Despite slowing sales growth rates, the company has been benefiting from solid brand performances, driven by its focus on high-quality, trend-forward assortments that appeal to both new and loyal customers. Management’s commitment to product innovation and quality has been a key factor in sustaining its success.
While our model predicts first-quarter fiscal 2025 total revenues to increase 5.3% year over year, we expect sales for the Hollister and Abercrombie brands to grow 9.9% and 1.7%, respectively.
Abercrombie has increased store traffic by leveraging favorable fashion trends and store optimization. Its store modernization efforts have created inviting spaces that enhance the shopping experience, while e-commerce enhancements, such as personalized recommendations and seamless navigation, support a frictionless omnichannel journey. Gains from these actions are expected to get reflected in its first-quarter fiscal 2025 results.
Abercrombie’s shares have exhibited a decline in the past year, underperforming its industry peers and the Zacks Retail-Wholesale sector. In the past year, the New Albany, OH-based company’s shares have declined 51.3% against the industry and the sector’s growth of 1% and 17.6%, respectively. The company has also lagged the S&P 500’s rally of 9.3%.
Although Abercrombie’s stock has declined, it has outperformed arch-rival American Eagle AEO, which has been struggling with a 53.8% decline in the same period. However, ANF has underperformed other competitors like Urban Outfitters URBN and The Gap Inc. GAP, which have rallied 73.2% and 35.7%, respectively, in the past year.
At the current price of $73.17, ANF trades 62.9% below its 52-week high of $196.99. It trades 11.9% above its 52-week low mark of $65.40.
From the valuation standpoint, ANF trades at a forward 12-month P/E multiple of 6.79X, lower than the industry average of 17.68X and the S&P 500’s average of 21.36X. Abercrombie’s valuation appears attractive at this level.
Abercrombie has demonstrated impressive momentum in recent years, underpinned by its strategic rebranding and focus on premium casual wear for men, women and children.

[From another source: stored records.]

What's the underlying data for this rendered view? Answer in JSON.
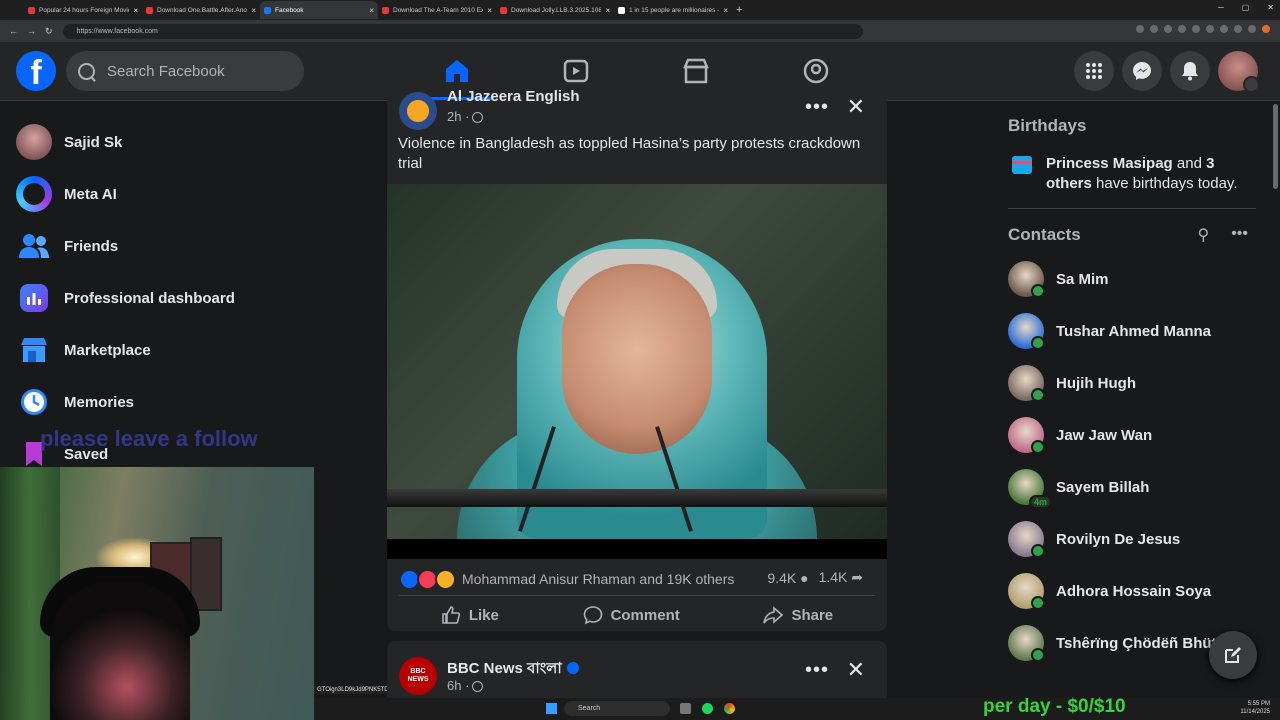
{
  "browser": {
    "tabs": [
      {
        "title": "Popular 24 hours Foreign Movie",
        "color": "#e53935",
        "active": false
      },
      {
        "title": "Download One.Battle.After.Ano",
        "color": "#e53935",
        "active": false
      },
      {
        "title": "Facebook",
        "color": "#1877f2",
        "active": true
      },
      {
        "title": "Download The A-Team 2010 Ext",
        "color": "#e53935",
        "active": false
      },
      {
        "title": "Download Jolly.LLB.3.2025.1080",
        "color": "#e53935",
        "active": false
      },
      {
        "title": "1 in 15 people are millionaires -",
        "color": "#ffffff",
        "active": false
      }
    ],
    "url": "https://www.facebook.com"
  },
  "header": {
    "logo": "f",
    "search_placeholder": "Search Facebook"
  },
  "sidebar": {
    "items": [
      {
        "label": "Sajid Sk",
        "icon": "profile-avatar"
      },
      {
        "label": "Meta AI",
        "icon": "meta-ai-icon"
      },
      {
        "label": "Friends",
        "icon": "friends-icon"
      },
      {
        "label": "Professional dashboard",
        "icon": "dashboard-icon"
      },
      {
        "label": "Marketplace",
        "icon": "marketplace-icon"
      },
      {
        "label": "Memories",
        "icon": "memories-icon"
      },
      {
        "label": "Saved",
        "icon": "saved-icon"
      }
    ],
    "overlay_text": "please leave a follow"
  },
  "post": {
    "author": "Al Jazeera English",
    "time": "2h ·",
    "text": "Violence in Bangladesh as toppled Hasina’s party protests crackdown trial",
    "reactions_text": "Mohammad Anisur Rhaman and 19K others",
    "comments": "9.4K",
    "shares": "1.4K",
    "like_label": "Like",
    "comment_label": "Comment",
    "share_label": "Share"
  },
  "post2": {
    "author": "BBC News বাংলা",
    "time": "6h ·",
    "avatar_text": "BBC NEWS"
  },
  "birthdays": {
    "heading": "Birthdays",
    "name": "Princess Masipag",
    "and": "and",
    "others": "3 others",
    "rest": "have birthdays today."
  },
  "contacts": {
    "heading": "Contacts",
    "list": [
      {
        "name": "Sa Mim",
        "online": true,
        "badge": ""
      },
      {
        "name": "Tushar Ahmed Manna",
        "online": true,
        "badge": ""
      },
      {
        "name": "Hujih Hugh",
        "online": true,
        "badge": ""
      },
      {
        "name": "Jaw Jaw Wan",
        "online": true,
        "badge": ""
      },
      {
        "name": "Sayem Billah",
        "online": false,
        "badge": "4m"
      },
      {
        "name": "Rovilyn De Jesus",
        "online": true,
        "badge": ""
      },
      {
        "name": "Adhora Hossain Soya",
        "online": true,
        "badge": ""
      },
      {
        "name": "Tshêrïng Çhödëñ Bhütïa",
        "online": true,
        "badge": ""
      }
    ]
  },
  "stream": {
    "donation_text": "GTOign3LD9kJd9PNK5TDne4VFphtE1DJ...",
    "per_day": "per day - $0/$10"
  },
  "taskbar": {
    "search": "Search",
    "time": "5:55 PM",
    "date": "11/14/2025"
  }
}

The company's renewed emphasis on denim and targeted appeal to millennial consumers has reinvigorated the Abercrombie brand, driving notable improvements in brand perception and sales growth. ANF has also enhanced its competitive position by leveraging digital transformation and optimizing its store footprint. These initiatives have enabled the company to better align with evolving consumer preferences, fueling top-line growth and improved profitability.
However, despite these operational successes, the company faces mounting cost pressures. Elevated operating expenses and rising freight costs are expected to weigh on margins in the near term. In addition, ANF has been vulnerable to macroeconomic uncertainties and potential disruptions from tariff-related policies, which can further impact its cost structure and sourcing strategies.
While Abercrombie continues to benefit from strong brand equity, product innovation, and an improved omnichannel experience, its near-term outlook remains clouded by a deceleration in sales momentum and rising cost pressures. The company is clearly transitioning out of its high-growth phase, and fiscal 2025 is shaping up to be a period of moderation rather than acceleration.
With elevated freight and operating costs weighing on margins and earnings, along with tariff-related risks adding further uncertainty, investor sentiment may remain cautious heading into the upcoming earnings release. Long-term brand resilience and strategic execution offer some support, but the near-term picture suggests a more measured performance ahead.